Rolling Stone Claims ‘Tucker’-Supporting TPUSA Audience Jeered Nikki Haley

'We demand an immediate correction or we will sue @RollingStone. The video directly contradicts this headline. They knowingly lied...'

(Molly Bruns, Headline USA) Rolling Stone magazine was caught in a fake news hoax regarding Turning Point USA’s America Fest, claiming that the crowd turned against presidential candidate Nikki Haley.

The Rolling Stone reported that the crowd started shouting “F**K HER,” and that when Steve Bannon mentioned her in his speech, the crowd changed profanities as well, according to Revolver.

TPUSA founder Charlie Kirk called out the lie and demanded a correction in a post on Twitter.

“This is a lie by the smear merchants at Rolling Stone. The crowd chanted TUCKER not ‘F-HER’ regarding Trump’s possible VP,” Kirk explained. “We demand an immediate correction or we will sue @RollingStone. The video directly contradicts this headline. They knowingly lied.”

In the video of Bannon’s speech, he looks slightly taken aback for a moment, mistaking the chanting for Tucker Carlson as profanity.

Both Carlson and Haley have been floated as possible running mates for presumptive GOP nominee Donald Trump.

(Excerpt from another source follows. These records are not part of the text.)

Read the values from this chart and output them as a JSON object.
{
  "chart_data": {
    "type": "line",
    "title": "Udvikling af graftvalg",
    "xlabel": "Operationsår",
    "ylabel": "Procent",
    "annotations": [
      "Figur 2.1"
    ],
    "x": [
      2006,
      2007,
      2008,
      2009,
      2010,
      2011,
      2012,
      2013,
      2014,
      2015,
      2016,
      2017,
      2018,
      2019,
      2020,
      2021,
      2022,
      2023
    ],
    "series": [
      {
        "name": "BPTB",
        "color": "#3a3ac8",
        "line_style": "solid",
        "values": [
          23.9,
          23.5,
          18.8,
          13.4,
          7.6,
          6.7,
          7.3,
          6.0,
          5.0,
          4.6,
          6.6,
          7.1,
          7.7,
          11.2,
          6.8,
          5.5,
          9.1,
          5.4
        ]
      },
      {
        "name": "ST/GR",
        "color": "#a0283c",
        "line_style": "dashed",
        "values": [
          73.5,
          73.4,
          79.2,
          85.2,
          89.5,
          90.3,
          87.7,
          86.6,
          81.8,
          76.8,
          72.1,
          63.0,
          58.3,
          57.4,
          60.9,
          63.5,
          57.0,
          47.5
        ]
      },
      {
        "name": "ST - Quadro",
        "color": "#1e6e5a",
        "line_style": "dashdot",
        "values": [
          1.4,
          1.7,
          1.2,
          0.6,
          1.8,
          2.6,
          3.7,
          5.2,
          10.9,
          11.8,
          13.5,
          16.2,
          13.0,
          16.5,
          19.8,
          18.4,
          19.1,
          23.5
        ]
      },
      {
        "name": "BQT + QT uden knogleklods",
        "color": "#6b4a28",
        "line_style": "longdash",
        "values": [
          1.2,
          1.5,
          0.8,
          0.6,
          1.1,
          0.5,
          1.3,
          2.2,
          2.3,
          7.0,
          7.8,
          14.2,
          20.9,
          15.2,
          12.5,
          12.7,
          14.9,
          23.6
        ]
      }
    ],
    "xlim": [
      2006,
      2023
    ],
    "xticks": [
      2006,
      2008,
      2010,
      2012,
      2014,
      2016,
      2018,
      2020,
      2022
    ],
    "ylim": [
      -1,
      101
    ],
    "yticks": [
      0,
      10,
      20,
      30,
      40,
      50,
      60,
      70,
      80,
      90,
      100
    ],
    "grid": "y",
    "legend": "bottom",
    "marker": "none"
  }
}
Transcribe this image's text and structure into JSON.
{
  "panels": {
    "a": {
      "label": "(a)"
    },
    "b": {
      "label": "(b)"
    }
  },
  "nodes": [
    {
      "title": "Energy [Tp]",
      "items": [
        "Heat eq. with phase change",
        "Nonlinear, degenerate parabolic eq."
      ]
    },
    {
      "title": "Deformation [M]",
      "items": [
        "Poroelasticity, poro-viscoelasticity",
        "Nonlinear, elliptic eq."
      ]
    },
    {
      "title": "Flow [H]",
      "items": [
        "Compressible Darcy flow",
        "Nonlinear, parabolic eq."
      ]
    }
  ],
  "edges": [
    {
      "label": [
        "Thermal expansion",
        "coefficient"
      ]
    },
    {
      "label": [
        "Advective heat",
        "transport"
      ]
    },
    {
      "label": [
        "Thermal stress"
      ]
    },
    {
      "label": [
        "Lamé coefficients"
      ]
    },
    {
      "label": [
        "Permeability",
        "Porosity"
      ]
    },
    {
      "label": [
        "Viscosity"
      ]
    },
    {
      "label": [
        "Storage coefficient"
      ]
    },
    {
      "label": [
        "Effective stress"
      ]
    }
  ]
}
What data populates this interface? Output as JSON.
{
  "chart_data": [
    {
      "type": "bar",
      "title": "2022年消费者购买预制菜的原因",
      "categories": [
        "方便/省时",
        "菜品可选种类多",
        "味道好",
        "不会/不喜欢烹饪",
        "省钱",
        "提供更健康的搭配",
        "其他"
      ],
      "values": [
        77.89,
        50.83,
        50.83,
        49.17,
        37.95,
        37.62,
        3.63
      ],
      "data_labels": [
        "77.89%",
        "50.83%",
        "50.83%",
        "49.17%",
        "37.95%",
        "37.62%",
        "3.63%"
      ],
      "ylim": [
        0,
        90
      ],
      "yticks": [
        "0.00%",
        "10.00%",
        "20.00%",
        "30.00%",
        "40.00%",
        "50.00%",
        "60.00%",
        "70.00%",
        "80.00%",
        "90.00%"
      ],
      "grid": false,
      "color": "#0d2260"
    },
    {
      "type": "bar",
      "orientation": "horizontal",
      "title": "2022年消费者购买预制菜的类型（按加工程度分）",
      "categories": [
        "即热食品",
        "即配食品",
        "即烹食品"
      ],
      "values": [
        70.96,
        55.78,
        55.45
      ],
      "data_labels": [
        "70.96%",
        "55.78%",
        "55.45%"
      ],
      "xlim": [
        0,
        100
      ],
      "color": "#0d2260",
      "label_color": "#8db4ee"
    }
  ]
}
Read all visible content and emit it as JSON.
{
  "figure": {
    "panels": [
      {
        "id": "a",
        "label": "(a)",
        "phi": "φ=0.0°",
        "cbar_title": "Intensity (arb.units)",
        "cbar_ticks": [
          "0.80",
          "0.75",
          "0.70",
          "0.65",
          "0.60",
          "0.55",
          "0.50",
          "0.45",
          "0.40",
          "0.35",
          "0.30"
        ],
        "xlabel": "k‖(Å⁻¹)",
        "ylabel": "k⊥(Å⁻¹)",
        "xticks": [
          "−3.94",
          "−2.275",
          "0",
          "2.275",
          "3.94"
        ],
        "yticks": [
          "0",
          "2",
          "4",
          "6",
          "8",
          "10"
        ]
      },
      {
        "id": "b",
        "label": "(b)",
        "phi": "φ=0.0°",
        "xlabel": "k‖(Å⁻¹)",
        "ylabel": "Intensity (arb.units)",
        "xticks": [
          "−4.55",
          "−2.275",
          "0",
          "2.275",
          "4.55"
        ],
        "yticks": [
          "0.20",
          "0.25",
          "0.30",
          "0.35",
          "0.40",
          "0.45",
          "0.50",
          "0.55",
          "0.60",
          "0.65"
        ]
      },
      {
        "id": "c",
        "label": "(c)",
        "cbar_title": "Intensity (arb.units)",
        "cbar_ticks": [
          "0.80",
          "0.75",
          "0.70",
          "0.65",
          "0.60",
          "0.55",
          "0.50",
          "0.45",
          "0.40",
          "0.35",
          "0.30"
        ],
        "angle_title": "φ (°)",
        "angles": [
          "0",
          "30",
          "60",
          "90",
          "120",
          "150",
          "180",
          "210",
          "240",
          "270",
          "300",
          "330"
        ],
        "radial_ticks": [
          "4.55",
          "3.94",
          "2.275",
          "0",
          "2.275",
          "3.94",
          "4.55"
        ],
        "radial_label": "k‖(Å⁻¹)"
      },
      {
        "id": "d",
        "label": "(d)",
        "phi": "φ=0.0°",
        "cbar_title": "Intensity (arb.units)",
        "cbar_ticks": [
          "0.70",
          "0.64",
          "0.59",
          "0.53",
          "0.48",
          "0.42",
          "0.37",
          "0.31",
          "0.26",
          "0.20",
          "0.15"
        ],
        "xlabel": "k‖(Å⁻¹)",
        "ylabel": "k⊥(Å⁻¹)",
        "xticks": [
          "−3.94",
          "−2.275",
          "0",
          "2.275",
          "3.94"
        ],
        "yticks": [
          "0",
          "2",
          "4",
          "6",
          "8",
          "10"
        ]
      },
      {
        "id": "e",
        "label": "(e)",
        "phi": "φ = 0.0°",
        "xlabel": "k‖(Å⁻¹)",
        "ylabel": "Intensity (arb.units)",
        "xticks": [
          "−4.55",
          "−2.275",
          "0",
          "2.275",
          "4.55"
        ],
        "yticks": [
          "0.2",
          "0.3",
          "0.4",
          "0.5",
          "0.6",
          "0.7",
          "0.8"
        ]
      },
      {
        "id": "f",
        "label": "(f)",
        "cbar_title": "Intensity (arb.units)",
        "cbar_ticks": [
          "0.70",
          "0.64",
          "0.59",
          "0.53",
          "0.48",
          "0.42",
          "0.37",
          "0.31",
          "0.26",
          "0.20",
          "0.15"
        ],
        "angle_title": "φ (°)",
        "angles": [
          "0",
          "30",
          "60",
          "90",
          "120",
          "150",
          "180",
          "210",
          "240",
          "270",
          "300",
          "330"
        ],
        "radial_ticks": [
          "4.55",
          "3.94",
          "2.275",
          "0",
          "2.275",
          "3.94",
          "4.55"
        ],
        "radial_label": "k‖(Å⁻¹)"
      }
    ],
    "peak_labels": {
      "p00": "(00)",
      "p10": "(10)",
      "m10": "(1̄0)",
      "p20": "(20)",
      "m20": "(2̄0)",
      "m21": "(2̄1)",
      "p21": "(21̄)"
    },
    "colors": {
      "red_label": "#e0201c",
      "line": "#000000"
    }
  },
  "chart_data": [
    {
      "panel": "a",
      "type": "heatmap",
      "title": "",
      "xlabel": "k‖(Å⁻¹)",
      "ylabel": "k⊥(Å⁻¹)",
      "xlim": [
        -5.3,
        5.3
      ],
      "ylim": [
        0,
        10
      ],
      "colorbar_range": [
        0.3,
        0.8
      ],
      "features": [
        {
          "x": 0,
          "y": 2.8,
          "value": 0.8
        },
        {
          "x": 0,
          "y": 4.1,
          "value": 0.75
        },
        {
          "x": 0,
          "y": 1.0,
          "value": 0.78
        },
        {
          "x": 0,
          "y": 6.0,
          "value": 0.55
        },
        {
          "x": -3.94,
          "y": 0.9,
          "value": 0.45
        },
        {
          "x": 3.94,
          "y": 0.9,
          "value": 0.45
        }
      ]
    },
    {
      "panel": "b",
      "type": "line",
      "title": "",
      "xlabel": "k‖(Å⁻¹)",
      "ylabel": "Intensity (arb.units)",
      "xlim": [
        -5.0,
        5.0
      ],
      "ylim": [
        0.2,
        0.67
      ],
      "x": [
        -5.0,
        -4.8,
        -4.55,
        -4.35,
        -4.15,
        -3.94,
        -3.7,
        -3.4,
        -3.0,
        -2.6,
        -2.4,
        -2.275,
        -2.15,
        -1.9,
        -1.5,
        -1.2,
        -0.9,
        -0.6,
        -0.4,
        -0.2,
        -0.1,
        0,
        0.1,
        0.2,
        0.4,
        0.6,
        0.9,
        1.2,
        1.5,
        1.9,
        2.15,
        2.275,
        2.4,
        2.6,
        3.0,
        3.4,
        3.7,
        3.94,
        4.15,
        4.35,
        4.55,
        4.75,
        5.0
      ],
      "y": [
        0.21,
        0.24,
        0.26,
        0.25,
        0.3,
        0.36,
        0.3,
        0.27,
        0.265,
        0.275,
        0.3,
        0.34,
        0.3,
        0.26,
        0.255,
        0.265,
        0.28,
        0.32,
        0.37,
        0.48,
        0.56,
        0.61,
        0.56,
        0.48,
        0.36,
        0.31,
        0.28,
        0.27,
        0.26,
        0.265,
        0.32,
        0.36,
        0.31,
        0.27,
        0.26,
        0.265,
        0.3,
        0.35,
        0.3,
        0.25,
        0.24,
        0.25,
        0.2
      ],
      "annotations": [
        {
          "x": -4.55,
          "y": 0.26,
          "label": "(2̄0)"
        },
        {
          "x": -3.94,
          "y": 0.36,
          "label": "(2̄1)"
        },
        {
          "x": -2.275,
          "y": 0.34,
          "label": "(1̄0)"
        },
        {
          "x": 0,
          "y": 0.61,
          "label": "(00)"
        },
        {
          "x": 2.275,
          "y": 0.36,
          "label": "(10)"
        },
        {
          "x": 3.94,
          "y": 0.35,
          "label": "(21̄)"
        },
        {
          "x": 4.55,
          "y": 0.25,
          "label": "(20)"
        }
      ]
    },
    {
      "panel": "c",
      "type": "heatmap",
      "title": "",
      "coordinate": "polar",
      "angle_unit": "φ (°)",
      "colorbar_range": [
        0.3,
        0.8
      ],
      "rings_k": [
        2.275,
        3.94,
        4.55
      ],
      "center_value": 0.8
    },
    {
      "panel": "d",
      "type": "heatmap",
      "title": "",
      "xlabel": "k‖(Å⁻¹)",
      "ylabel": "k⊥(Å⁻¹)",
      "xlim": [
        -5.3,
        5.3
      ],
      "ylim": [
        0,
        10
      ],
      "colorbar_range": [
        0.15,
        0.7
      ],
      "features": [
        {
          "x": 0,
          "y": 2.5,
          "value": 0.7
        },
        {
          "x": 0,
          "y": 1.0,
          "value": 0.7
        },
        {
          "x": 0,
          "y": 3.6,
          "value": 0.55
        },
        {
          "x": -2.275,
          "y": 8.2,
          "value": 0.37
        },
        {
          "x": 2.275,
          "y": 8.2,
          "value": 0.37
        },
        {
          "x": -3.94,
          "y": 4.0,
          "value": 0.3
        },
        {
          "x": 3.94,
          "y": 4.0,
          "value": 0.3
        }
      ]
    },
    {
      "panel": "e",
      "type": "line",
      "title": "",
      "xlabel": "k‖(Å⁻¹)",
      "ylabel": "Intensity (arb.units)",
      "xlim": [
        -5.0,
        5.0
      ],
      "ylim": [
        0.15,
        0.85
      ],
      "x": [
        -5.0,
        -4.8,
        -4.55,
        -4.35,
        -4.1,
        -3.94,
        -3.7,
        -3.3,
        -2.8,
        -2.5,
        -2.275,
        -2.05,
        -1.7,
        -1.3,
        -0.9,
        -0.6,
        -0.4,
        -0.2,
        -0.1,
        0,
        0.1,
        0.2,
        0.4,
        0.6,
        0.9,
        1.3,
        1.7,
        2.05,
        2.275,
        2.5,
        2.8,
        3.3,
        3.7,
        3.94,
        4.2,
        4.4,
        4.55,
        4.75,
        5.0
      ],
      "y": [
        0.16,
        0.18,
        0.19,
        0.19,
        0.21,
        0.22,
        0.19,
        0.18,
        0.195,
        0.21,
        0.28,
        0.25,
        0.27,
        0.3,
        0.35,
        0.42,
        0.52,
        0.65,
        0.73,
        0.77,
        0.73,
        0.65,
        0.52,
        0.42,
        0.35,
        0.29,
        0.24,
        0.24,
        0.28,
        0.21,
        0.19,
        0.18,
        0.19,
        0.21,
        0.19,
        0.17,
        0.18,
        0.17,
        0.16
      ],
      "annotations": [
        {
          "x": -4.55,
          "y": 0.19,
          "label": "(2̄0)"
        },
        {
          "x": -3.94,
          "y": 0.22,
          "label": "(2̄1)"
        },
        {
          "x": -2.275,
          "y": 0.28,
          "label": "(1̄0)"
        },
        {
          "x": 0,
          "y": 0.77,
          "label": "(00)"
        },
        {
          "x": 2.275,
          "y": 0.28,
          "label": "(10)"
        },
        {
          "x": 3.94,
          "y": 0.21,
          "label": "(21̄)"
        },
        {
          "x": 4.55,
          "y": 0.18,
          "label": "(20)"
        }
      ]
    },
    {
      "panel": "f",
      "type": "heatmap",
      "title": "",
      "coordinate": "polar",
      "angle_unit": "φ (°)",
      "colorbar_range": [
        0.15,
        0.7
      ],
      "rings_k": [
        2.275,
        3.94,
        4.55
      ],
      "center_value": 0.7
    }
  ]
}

However, as Bannon noted, many conservatives are “not fans” of the centrist, pro-Establishment Haley.

Bannon warned against Haley becoming vice president, claiming she would be worse than former VP Mike Pence, eliciting the calls of “Tucker” from the audience to convey their preferred choice.

However, Rolling Stone author Tim Dickinson claimed that the vitriolic reaction from the crowd at the mention of Haley “underscores how the MAGA movement now identifies Haley as [former President Donald] Trump’s most serious opponent in the GOP primary.”

The piece also described TPUSA as a “Christian nationalist group.”

AmericaFest was a four day event geared toward college students, hosting seminars and speeches by prominent conservative speakers.

Carlson attended the event, taking part in a roundtable with podcaster Tim Pool. He did not comment on the crowd’s shouting.

Rolling Stone perpetuated several notable hoax stories in the past, including falsely implying that Capitol police officer Brian Sicknick died at the hands of J6 protestors, and perpetuating a story of a false rape at University of Virginia.

The latter resulted in a sizeable defamation verdict against the longtime music magazine, and resulted in an in-depth examination on the journalistic failure by the Columbia Journalism Review.

It came to light that the reporter had been working in coordination with the Obama Justice Department’s Office of Civil Rights, which was effectively a liaison between the magazine and the university activists who were coaching the bogus rape accuser, “Jackie.”

Rolling Stone also launched a smear attack against former Rep. Madison Cawthorn, R-N.C., after he lost his primary race amid a slew of salacious allegations.

Although the magazine attempted to discredit Cawthorn’s statements concerning sexual improprieties in the halls of Congress, the former lawmaker has since been vindicated regarding those claims.